Спустился в вестибюль института, впервые позвонил по 75–84. Семь-пять-восемь-четыре… Сколько десятилетий прошло, а разве забудешь эти цифры? И вот — «приходите, посмотрим с вами сей уник»… Скажи он: «принесите этот уник, я его посмотрю» (а так в действительности и было), сразу бы остро почувствовалась разница между начинающим студентом и всемирно известным академиком и смущение вместе с отчуждением стеснили бы душу: конечно, не нашего поля ягода, он-то прочитает и объяснит, а ты всего лишь случайный доставщик старой книжки. Еще хуже было бы, если бы я услышал: «мне сейчас некогда, оставьте в Академии, мне передадут; когда-нибудь, на досуге, я посмотрю этот документ и дам ответ по почте». Сколько таких ужасно деловых ответов, процеженных сквозь зубы, приходилось выслушивать позже от других! Нет, Крачковский сказал: «приходите», — это было приглашение увидеться сразу, в непринужденней домашней обстановке, смягчающей нервную напряженность; «посмотрим с вами сей уник» означало, что даже на безвестного студента, если тот интересовался вопросом за пределами учебной программы, он смотрел как на своего коллегу. Конечно, как же могло быть иначе? Ведь и академик и студент, с разной степенью знаний и опыта, один — тончайший ювелир, другой — кандидат в подмастерья, делали общее дело, направленное к тому, чтобы вечно жила их отрасль науки. Признание этого множило силы. Еще не увидев Крачковского, я уже получил от него первый урок — урок такта, которому впоследствии старался следовать в отношениях с другими людьми.
Но вот он стоит передо мной на пороге своей квартиры — пятидесятилетний, но уже седой; на морщинистом лице выделяются живые внимательные глаза.
— Здравствуйте, Игнатий Юлианович…
— Здравствуйте… Проходите сюда и садитесь вот на этот диванчик. — Крачковский ввел меня в кабинет и сел напротив, в кресло у письменного стола. — Так вы учитесь у Николая Владимировича? Он говорил мне о вас. Что же, вы решили посвятить себя арабской истории?

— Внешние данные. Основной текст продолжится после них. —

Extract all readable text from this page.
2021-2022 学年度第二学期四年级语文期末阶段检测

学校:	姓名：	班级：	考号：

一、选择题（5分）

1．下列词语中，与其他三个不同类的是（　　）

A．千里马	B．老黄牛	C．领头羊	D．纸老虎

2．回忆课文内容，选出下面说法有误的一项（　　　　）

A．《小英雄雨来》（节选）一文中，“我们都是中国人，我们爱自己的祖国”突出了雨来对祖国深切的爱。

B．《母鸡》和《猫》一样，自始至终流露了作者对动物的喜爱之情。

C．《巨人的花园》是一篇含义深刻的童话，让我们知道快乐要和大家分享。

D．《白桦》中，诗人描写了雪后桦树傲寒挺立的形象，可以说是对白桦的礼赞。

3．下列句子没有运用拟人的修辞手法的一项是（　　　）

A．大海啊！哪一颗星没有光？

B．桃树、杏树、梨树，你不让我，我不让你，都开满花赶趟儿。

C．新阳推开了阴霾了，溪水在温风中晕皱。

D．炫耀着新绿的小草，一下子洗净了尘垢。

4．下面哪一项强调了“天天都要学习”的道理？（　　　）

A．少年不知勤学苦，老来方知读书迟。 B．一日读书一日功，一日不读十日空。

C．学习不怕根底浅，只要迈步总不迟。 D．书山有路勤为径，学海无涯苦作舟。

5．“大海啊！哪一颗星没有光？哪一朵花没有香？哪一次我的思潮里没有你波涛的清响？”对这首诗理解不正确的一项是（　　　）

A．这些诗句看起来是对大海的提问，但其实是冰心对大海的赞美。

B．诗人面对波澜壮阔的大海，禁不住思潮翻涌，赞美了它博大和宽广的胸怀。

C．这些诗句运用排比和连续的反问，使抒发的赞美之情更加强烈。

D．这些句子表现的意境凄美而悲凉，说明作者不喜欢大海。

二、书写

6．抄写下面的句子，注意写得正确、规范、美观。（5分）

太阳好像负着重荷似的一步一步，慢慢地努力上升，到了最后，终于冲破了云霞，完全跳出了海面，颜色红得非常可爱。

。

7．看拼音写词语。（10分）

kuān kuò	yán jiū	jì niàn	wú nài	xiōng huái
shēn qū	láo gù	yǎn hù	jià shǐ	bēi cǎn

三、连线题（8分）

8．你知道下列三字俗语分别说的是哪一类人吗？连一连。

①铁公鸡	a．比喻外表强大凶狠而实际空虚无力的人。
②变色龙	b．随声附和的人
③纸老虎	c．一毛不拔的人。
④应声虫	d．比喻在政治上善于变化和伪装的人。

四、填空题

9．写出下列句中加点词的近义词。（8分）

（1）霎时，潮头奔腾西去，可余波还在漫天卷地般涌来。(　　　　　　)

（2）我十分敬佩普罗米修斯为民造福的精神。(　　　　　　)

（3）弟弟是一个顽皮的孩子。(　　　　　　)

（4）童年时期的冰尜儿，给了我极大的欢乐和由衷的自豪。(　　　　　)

— Да, Игнатий Юлианович, всем сердцем!
— Это хорошо, конечно. — На лицо, слабо выделенное на фоне полутемной комнаты сумеречным отсветом, шедшим в окно со двора, вдруг пала тень. — Однако хотелось бы вам посоветовать: избегайте парадных слов; они настолько захватаны частым употреблением кстати и некстати, что уже не производят особого впечатления. Можно любить науку всем сердцем, можно в ней гореть, пылать и так далее, но не надо об этом говорить. Наука не любит пылких излияний, она жива трезвыми делами; лишь работая тихо, то есть без шума, можно рассчитывать на то, что когда-то люди скажут о вашей работе громко. Впрочем, я не оратор, мне более привычно рассуждать о книгах и рукописях. Итак, вы принесли…
— Вот, Игнатий Юлианович, — сказал я, доставая из портфеля свою находку.
— Так, позвольте взглянуть. Рим, 1592 год… Любопытно. Далее, Панеций… Николай Панеций. Судя по тому, что перед нами текст Корана в подлиннике и с латинским переводом, этот Панеций, по-видимому, издатель? Да, верно, это и указано на внутреннем титульном листе.
Но почему же он напечатал всего двадцать две суры[8] изо ста четырнадцати? Попробуем выяснить… Люблю копаться во всяких справочниках, как и читать комментарии: непременно найдешь что-нибудь новое, о чем и не подозревал.
Он подошел к полке и, взяв какую-то книгу, стал ее перелистывать. Я оглядел стеллажи, стоявшие вдоль стен: мне бы столько книг! В сравнении с этими сотнями фолиантов, ряд за рядом уходивших под потолок, моя библиотечка, постоянно пополнявшаяся, но все еще умещавшаяся на половине столика у койки в общежитии, показалась мне особенно бедной. Не думалось, что все еще впереди, что надо научиться читать книги, что пока я только еще учусь читать учебники.